GLSL ignoring uniform bool comparison in fragment shader?


I'm trying to compare a uniform bool (type_2d) in GLSL in order to output one of the two sampler types - sampler2D and samplerCube. This is purely utilised to differentiate between a cubemap (skybox, reflective cubemap data ect) and a sampler2d (albedo maps, normal maps ect).

I've tried comparing with an integer, float as well as a bool, however the framebuffer always resorts to a black screen.

Bearing in mind, the cubemap results works perfectly fine if I hard-code the bool value inside the "main" where for example "type_2d = false" without the uniform assignment, as opposed to parsing the uniform value from C++.

Here is the "GBuffer.f" code:

#version 420 core

layout(location = 0) out vec3 gPosition;    // Position texel colour
layout(location = 1) out vec3 gNormal;  // Normal texel colour
layout(location = 2) out vec4 gAlbedo;  // Albedo texel colour

in vec3 _texcoord;  
in vec3 _normal;
in vec3 _frag_pos;

uniform bool        type_2d;

uniform sampler2D   albedo;     // Albedo and specular map
uniform samplerCube cubemap;    // Skybox cubemap

vec4 final_colour;

void main()
{

    gPosition = _frag_pos;
    gNormal = normalize(_normal);

    if (type_2d)
    {
        final_colour.rgb = texture(albedo, _texcoord.st).rgb;
        final_colour.a = texture(albedo, _texcoord.st).a;   // Emission
    }
    else
    {
        final_colour.rgb = texture(cubemap, _texcoord).rgb;
        final_colour.a = texture(cubemap, _texcoord).a;
    }

    gAlbedo.rgba = final_colour;
}

Why do uniform bool comparisons never work in a fragment shader?

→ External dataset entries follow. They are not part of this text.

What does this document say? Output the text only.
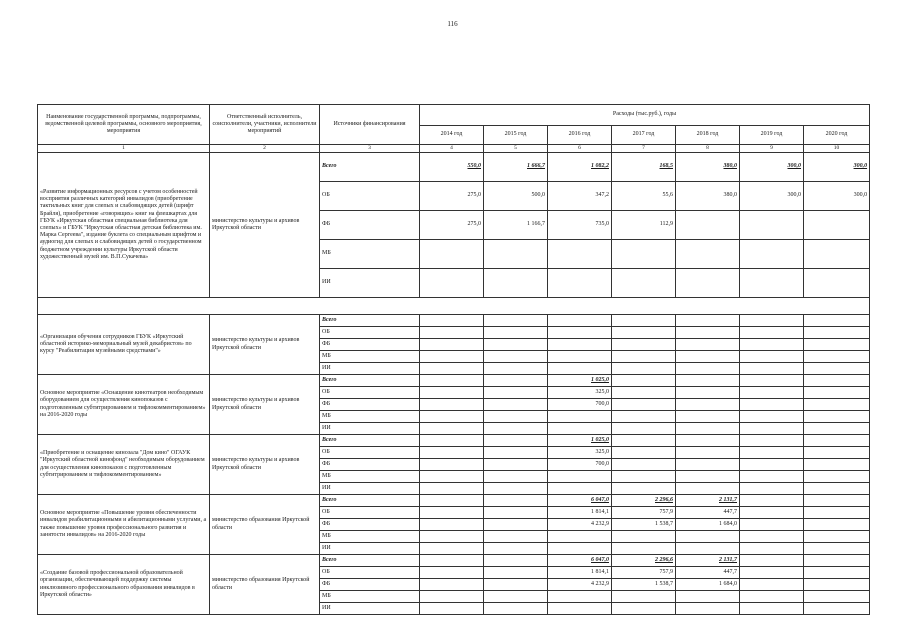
116
Наименование государственной программы, подпрограммы, ведомственной целевой программы, основного мероприятия, мероприятия	Ответственный исполнитель, соисполнители, участники, исполнители мероприятий	Источники финансирования	Расходы (тыс.руб.), годы						
			2014 год	2015 год	2016 год	2017 год	2018 год	2019 год	2020 год
1	2	3	4	5	6	7	8	9	10
«Развитие информационных ресурсов с учетом особенностей восприятия различных категорий инвалидов (приобретение тактильных книг для слепых и слабовидящих детей (шрифт Брайля), приобретение «говорящих» книг на флешкартах для ГБУК «Иркутская областная специальная библиотека для слепых» и ГБУК "Иркутская областная детская библиотека им. Марка Сергеева", издание буклета со специальным шрифтом и аудиогид для слепых и слабовидящих детей о государственном бюджетном учреждении культуры Иркутской области художественный музей им. В.П.Сукачева»	министерство культуры и архивов Иркутской области	Всего	550,0	1 666,7	1 082,2	168,5	380,0	300,0	300,0
		ОБ	275,0	500,0	347,2	55,6	380,0	300,0	300,0
		ФБ	275,0	1 166,7	735,0	112,9			
		МБ							
		ИИ							

«Организация обучения сотрудников ГБУК «Иркутский областной историко-мемориальный музей декабристов» по курсу "Реабилитация музейными средствами"»	министерство культуры и архивов Иркутской области	Всего							
		ОБ							
		ФБ							
		МБ							
		ИИ							
Основное мероприятие «Оснащение кинотеатров необходимым оборудованием для осуществления кинопоказов с подготовленным субтитрированием и тифлокомментированием» на 2016-2020 годы	министерство культуры и архивов Иркутской области	Всего			1 025,0				
		ОБ			325,0				
		ФБ			700,0				
		МБ							
		ИИ							
«Приобретение и оснащение кинозала "Дом кино" ОГАУК "Иркутский областной кинофонд" необходимым оборудованием для осуществления кинопоказов с подготовленным субтитрированием и тифлокомментированием»	министерство культуры и архивов Иркутской области	Всего			1 025,0				
		ОБ			325,0				
		ФБ			700,0				
		МБ							
		ИИ							
Основное мероприятие «Повышение уровня обеспеченности инвалидов реабилитационными и абилитационными услугами, а также повышение уровня профессионального развития и занятости инвалидов» на 2016-2020 годы	министерство образования Иркутской области	Всего			6 047,0	2 296,6	2 131,7		
		ОБ			1 814,1	757,9	447,7		
		ФБ			4 232,9	1 538,7	1 684,0		
		МБ							
		ИИ							
«Создание базовой профессиональной образовательной организации, обеспечивающей поддержку системы инклюзивного профессионального образования инвалидов в Иркутской области»	министерство образования Иркутской области	Всего			6 047,0	2 296,6	2 131,7		
		ОБ			1 814,1	757,9	447,7		
		ФБ			4 232,9	1 538,7	1 684,0		
		МБ							
		ИИ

I even managed to get the uniform value from GLSL and the parsing stage seems to work perfectly fine - it's almost as if GLSL refuses to use it for comparison, and thus returning a NULL texture sample creating a black screen effect. Any Ideas?


Solution

  • In OpenGL, a single texture unit has several binding targets for different texture types, like GL_TEXTURE_1D, GL_TEXTURE_2D, GL_TEXTURE_BUFFER, GL_TEXTURE_CUBE_MAP. So technically, you can bind more than one texture to a single unit.

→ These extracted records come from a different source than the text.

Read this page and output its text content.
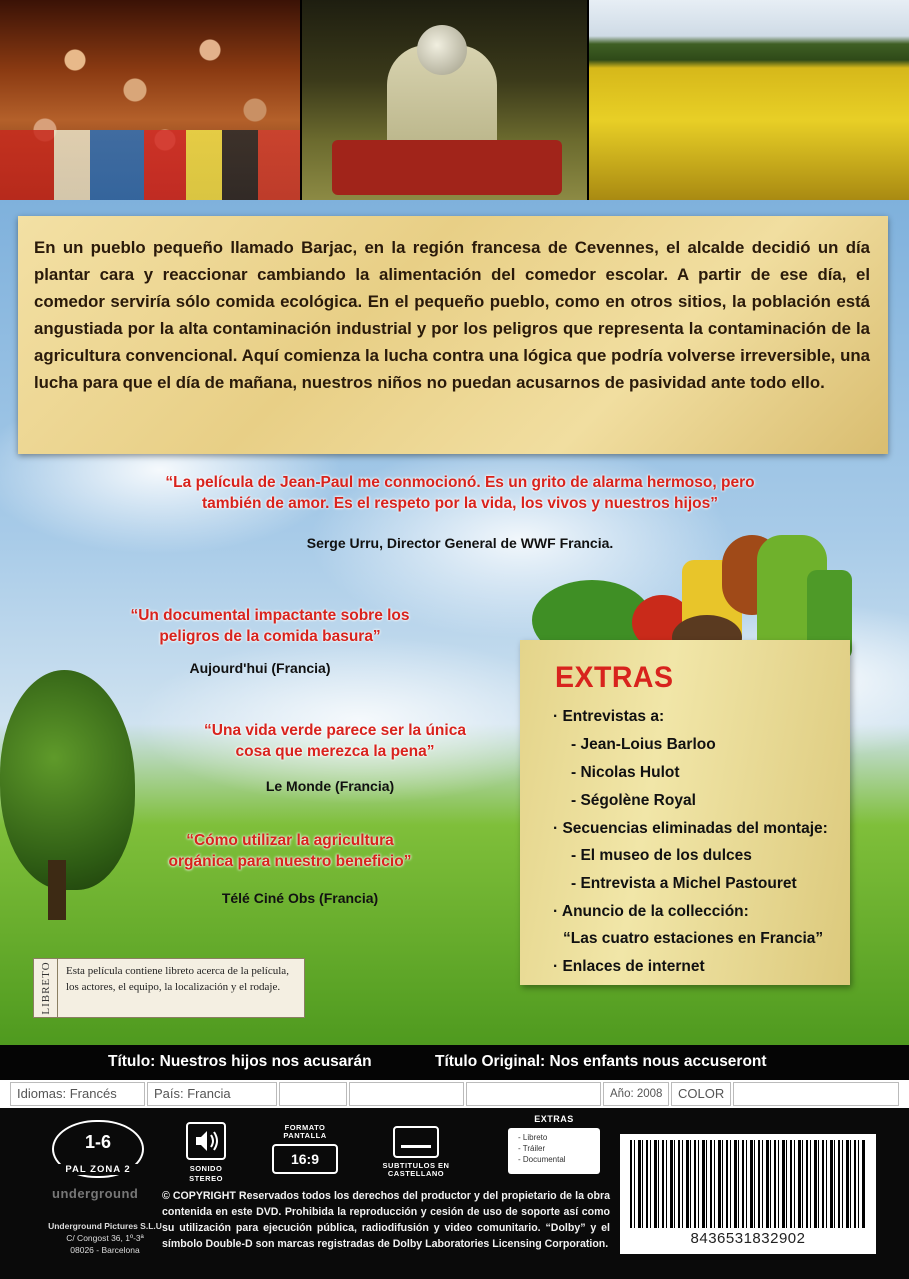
En un pueblo pequeño llamado Barjac, en la región francesa de Cevennes, el alcalde decidió un día plantar cara y reaccionar cambiando la alimentación del comedor escolar. A partir de ese día, el comedor serviría sólo comida ecológica. En el pequeño pueblo, como en otros sitios, la población está angustiada por la alta contaminación industrial y por los peligros que representa la contaminación de la agricultura convencional. Aquí comienza la lucha contra una lógica que podría volverse irreversible, una lucha para que el día de mañana, nuestros niños no puedan acusarnos de pasividad ante todo ello.

“La película de Jean-Paul me conmocionó. Es un grito de alarma hermoso, pero
también de amor. Es el respeto por la vida, los vivos y nuestros hijos”
Serge Urru, Director General de WWF Francia.
“Un documental impactante sobre los
peligros de la comida basura”
Aujourd'hui (Francia)
“Una vida verde parece ser la única
cosa que merezca la pena”
Le Monde (Francia)
“Cómo utilizar la agricultura
orgánica para nuestro beneficio”
Télé Ciné Obs (Francia)
EXTRAS
· Entrevistas a:
- Jean-Loius Barloo
- Nicolas Hulot
- Ségolène Royal
· Secuencias eliminadas del montaje:
- El museo de los dulces
- Entrevista a Michel Pastouret
· Anuncio de la collección:
“Las cuatro estaciones en Francia”
· Enlaces de internet
LIBRETO Esta película contiene libreto acerca de la película, los actores, el equipo, la localización y el rodaje.
Título: Nuestros hijos nos acusarán	Título Original: Nos enfants nous accuseront
Idiomas: Francés	País: Francia	Año: 2008	COLOR
1-6
PAL ZONA 2	SONIDO
STEREO
FORMATO PANTALLA
16:9	SUBTITULOS EN CASTELLANO
EXTRAS
- Libreto
- Tráiler
- Documental
underground
Underground Pictures S.L.U
C/ Congost 36, 1º-3ª
08026 - Barcelona
© COPYRIGHT Reservados todos los derechos del productor y del propietario de la obra contenida en este DVD. Prohibida la reproducción y cesión de uso de soporte así como su utilización para ejecución pública, radiodifusión y video comunitario. “Dolby” y el símbolo Double-D son marcas registradas de Dolby Laboratories Licensing Corporation.	8436531832902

    By default, GL_TEXTURE0 is the active texture unit, and all uniforms are initialized to 0, including sampler uniforms. So if you jsut glBindTexture() a 2D texture and a cube map, you end up with exactly that.

    However, albeit having bound several different texture types to a single unit at the same time is perfectly allowed in the GL, you can just sample from one specific texture target of each unit. OpenGL 4.6 core profile specification, Section "7.11 Samplers", page 155 explicitly states:

    It is not allowed to have variables of different sampler types pointing to the same texture image unit within a program object. This situation can only be detected at the next rendering command issued which triggers shader invocations, and an INVALID_OPERATION error will then be generated.

    So even if you use an uniform to switch between both paths, your program object technically has both sampler uniforms active, and without setting them to sample from different texture units, you're ending up in the forbidden zone.